Trecentodiciotto emendamenti in commissione, ma soprattutto l’ostruzionismo in aula del Movimento 5 Stelle contro il decreto Imu-Bankitalia. Sono gli ostacoli alla corsa dell’Italicum, la riforma elettorale annunciata come irresistibile dopo l’accordo a tre Renzi-Alfano-Berlusconi ma che parte a rilento. E che pure dovrebbe, secondo i piani, concludere il suo percorso a Montecitorio, commissione e aula, entro venerdì. Renzi è costretto a riunioni supplementari a Roma. Incontra Verdini, plenipotenziario di Berlusconi, poi Alfano. Minaccia sfaceli, crisi di governo se non si fa la «sua» legge – un po’ l’atteggiamento che aveva criticato in Letta. Però 36 emendamenti sono del suo partito e il segretario del Pd è costretto a trattare. Aveva annunciato che non ci sarebbero state modifiche al suo Italicum. Ma le modifiche sono pronte.

La prima, forse l’unica sulla quale c’è un accordo sufficientemente diffuso, è l’innalzamento dal 35% al 38% della quota raggiunta la quale le coalizioni hanno diritto al premio di «maggioranza» (meglio: di prima minoranza). Non ha caso è l’unico spiraglio ufficialmente aperto da Renzi nella sua intervista di ieri al Messaggero. Tutto il resto è ancora in discussione. Perché seppure Forza Italia potrebbe essere costretta ad accettare l’abbassamento delle soglie di sbarramento – quelle che nel progetto di legge originario tengono fuori i partiti non coalizzati che non raggiungono l’8% e quelli coalizzati che non arrivano al 5% – scendendo rispettivamente al 6% e al 4%, non può assolutamente dire di sì a entrambe le modifiche contestualmente. La ragione è semplice: Berlusconi è convinto di non avere nessuna speranza di vittoria al secondo turno, quando secondo le previsioni che condivide con Renzi saranno decisivi gli elettori di Grillo. Il Cavaliere ha messo la sua firma in calce all’Italicum solo perché si è convinto che può giocarsela al primo turno. Gli serve per questo una soglia bassa: il 35% è quella che, secondo i soliti sondaggi, non rimane troppo fuori portata. Di più sarebbe un rischio, un rischio inaccettabile se venisse meno a Forza Italia l’arma di ricatto verso il Nuovo centrodestra e magari verso altri centristi. Solo con soglie di sbarramento fuori dalla portata di Alfano e Casini Berlusconi può immaginare un ritorno, se non propriamente a casa almeno in coalizione.

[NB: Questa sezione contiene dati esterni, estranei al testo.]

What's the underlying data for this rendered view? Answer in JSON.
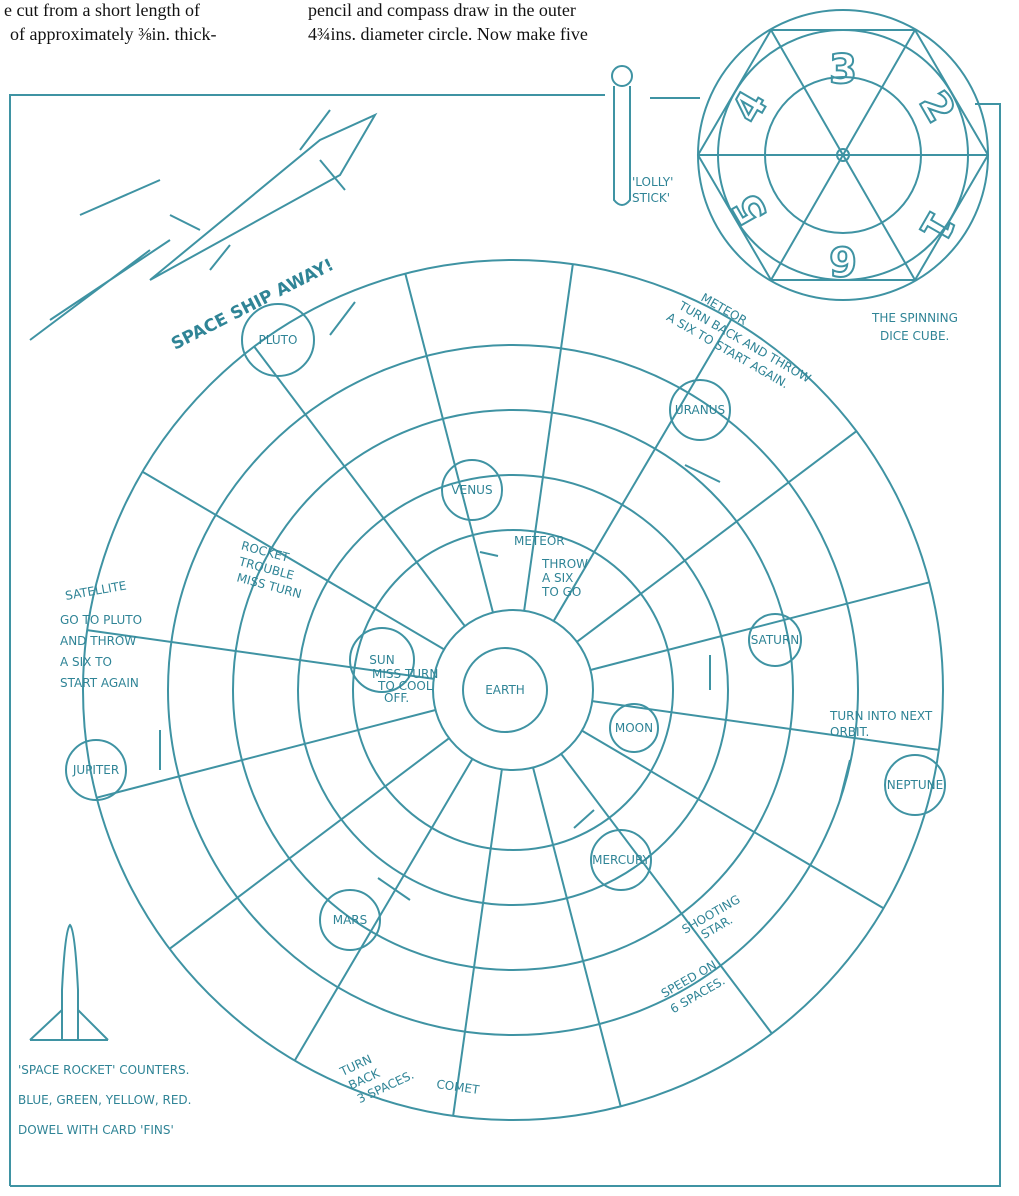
{
  "header": {
    "left": [
      "e cut from a short length of",
      "of approximately ⅜in. thick-"
    ],
    "right": [
      "pencil and compass draw in the outer",
      "4¾ins. diameter circle. Now make five"
    ]
  },
  "stick": {
    "label": [
      "'LOLLY'",
      "STICK'"
    ]
  },
  "dice": {
    "numbers": [
      "3",
      "2",
      "1",
      "6",
      "5",
      "4"
    ],
    "caption": [
      "THE SPINNING",
      "DICE CUBE."
    ]
  },
  "board": {
    "headline": "SPACE SHIP AWAY!",
    "pluto": "PLUTO",
    "uranus": "URANUS",
    "venus": "VENUS",
    "sun": "SUN",
    "earth": "EARTH",
    "moon": "MOON",
    "saturn": "SATURN",
    "neptune": "NEPTUNE",
    "jupiter": "JUPITER",
    "mercury": "MERCURY",
    "mars": "MARS",
    "meteor_outer": {
      "title": "METEOR",
      "lines": [
        "TURN BACK AND THROW",
        "A SIX TO START AGAIN."
      ]
    },
    "rocket_trouble": [
      "ROCKET",
      "TROUBLE",
      "MISS TURN"
    ],
    "satellite": {
      "title": "SATELLITE",
      "lines": [
        "GO TO PLUTO",
        "AND THROW",
        "A SIX TO",
        "START AGAIN"
      ]
    },
    "meteor_inner": {
      "title": "METEOR",
      "lines": [
        "THROW",
        "A SIX",
        "TO GO"
      ]
    },
    "sun_rule": [
      "MISS TURN",
      "TO COOL",
      "OFF."
    ],
    "orbit_rule": [
      "TURN INTO NEXT",
      "ORBIT."
    ],
    "shooting_star": {
      "title": [
        "SHOOTING",
        "STAR."
      ],
      "lines": [
        "SPEED ON",
        "6 SPACES."
      ]
    },
    "comet": {
      "title": "COMET",
      "lines": [
        "TURN",
        "BACK",
        "3 SPACES."
      ]
    }
  },
  "counters": [
    "'SPACE ROCKET' COUNTERS.",
    "BLUE, GREEN, YELLOW, RED.",
    "DOWEL WITH CARD 'FINS'"
  ]
}
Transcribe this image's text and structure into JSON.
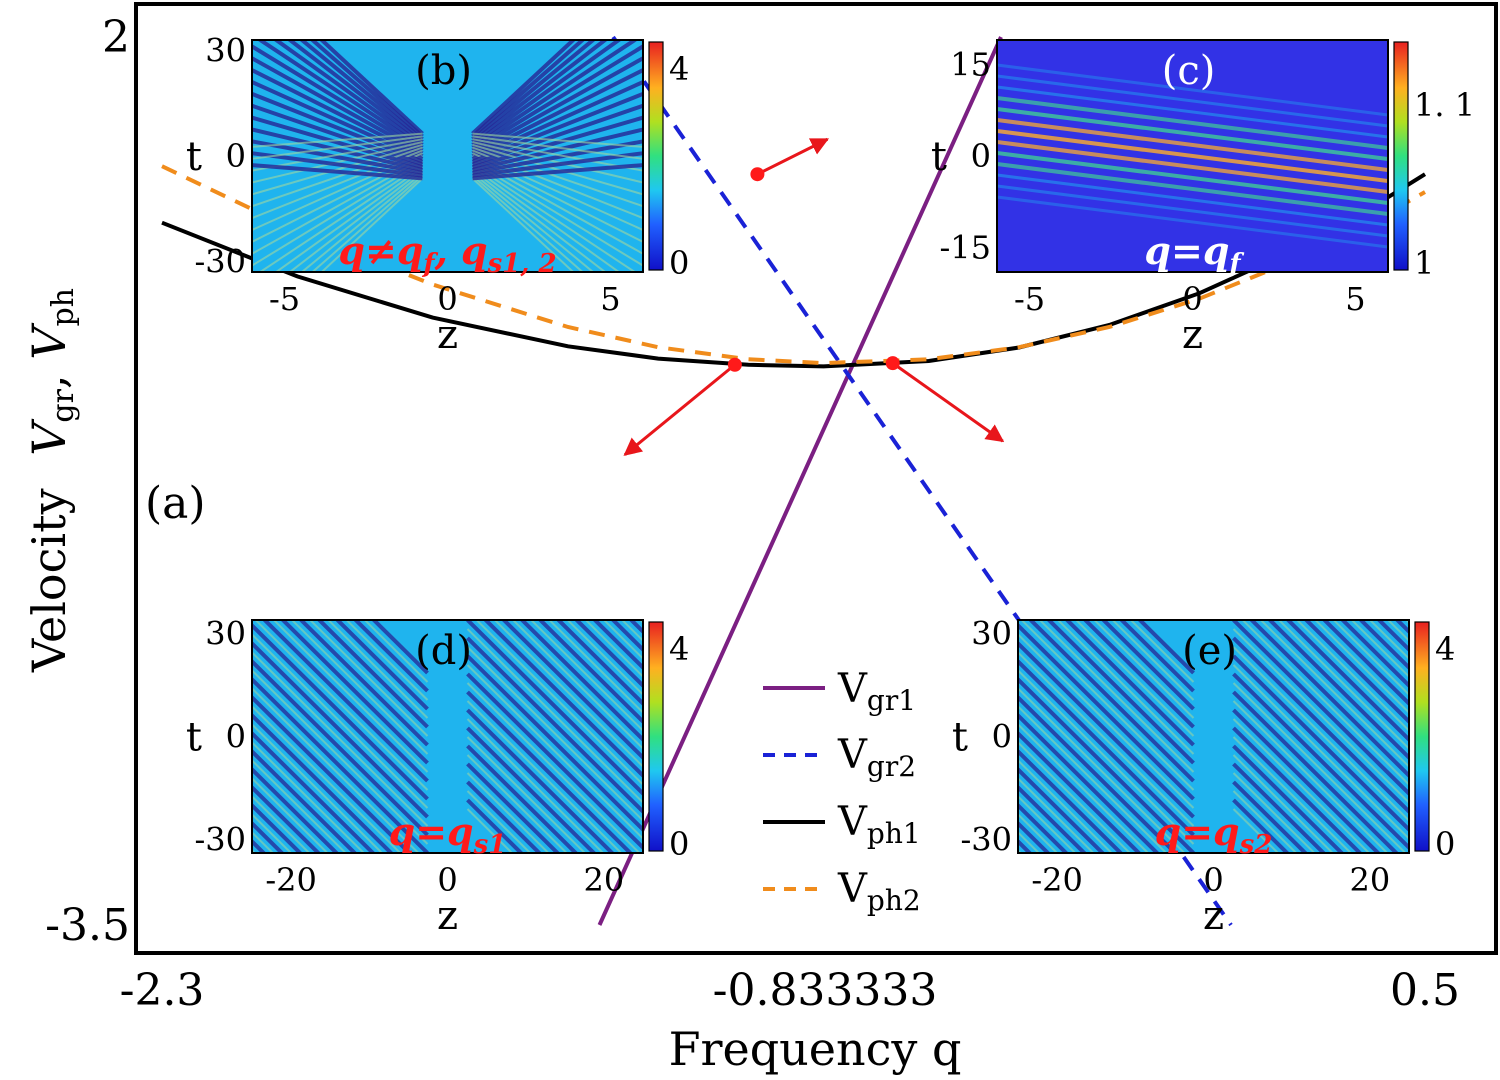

Dunque no a ritocchi agli sbarramenti, ma sì all’innalzamento della soglia per il premio. Cosa che Renzi presenta come una «concessione» alle ragioni di chi critica il premio di maggioranza eccessivo del 18%, come per esempio la Consulta. Ma il problema resta: se i voti dei partiti coalizzati che non superano la soglia finiscono regalati ai partiti maggiori, Pd o Forza Italia, il premio di maggioranza reale resta un premio stellare. Sul punto Ncd ha presentato una proposta di modifica, per salvaguardare i voti dei partiti piccoli, ma non incontra il consenso di Verdini. Così come tutti gli emendamenti che vorrebbero introdurre le preferenze, superando le liste bloccate: Berlusconi non cede. Può solo dire sì a un mezzo obbligo di primarie, purché agirabile. Qualche chance ha invece Alfano che, a corto di nomi spendibili, sta cercando di cancellare una delle poche cose buone dell’Italicum, il divieto delle pluricandidature.
Un problema all’inizio sottovalutato è la ridefinizione dei collegi. Un obbligo quando si cambia sistema elettorale e in questo caso si passerebbe ai collegi piccoli, grosso modo come le province. Forza Italia non vuole che sia il governo a fare i calcoli necessari. E non per ragioni di tempo, perché si dice che all’esecutivo servirebbero tre mesi e salterebbe la possibilità di votare a maggio: il parlamento non sarebbe certo più rapido. Ma perché a sovrintendere all’operazione, che permette di ritagliarsi qualche vantaggio elettorale, sarebbe il ministro dell’interno. Invece Berlusconi vuole Alfano sotto schiaffo, per costringerlo all’alleanza.

Ieri tardi, prima che la commissione affari costituzionali potesse finalmente iniziare, Renzi ha dovuto presidiare la riunione del gruppo Pd. Ha chiesto di rinunciare agli emendamenti «personali». Ma non ci sono solo le iniziative dei democratici. Sulle soglie e sulle preferenze l’Italicum può saltare.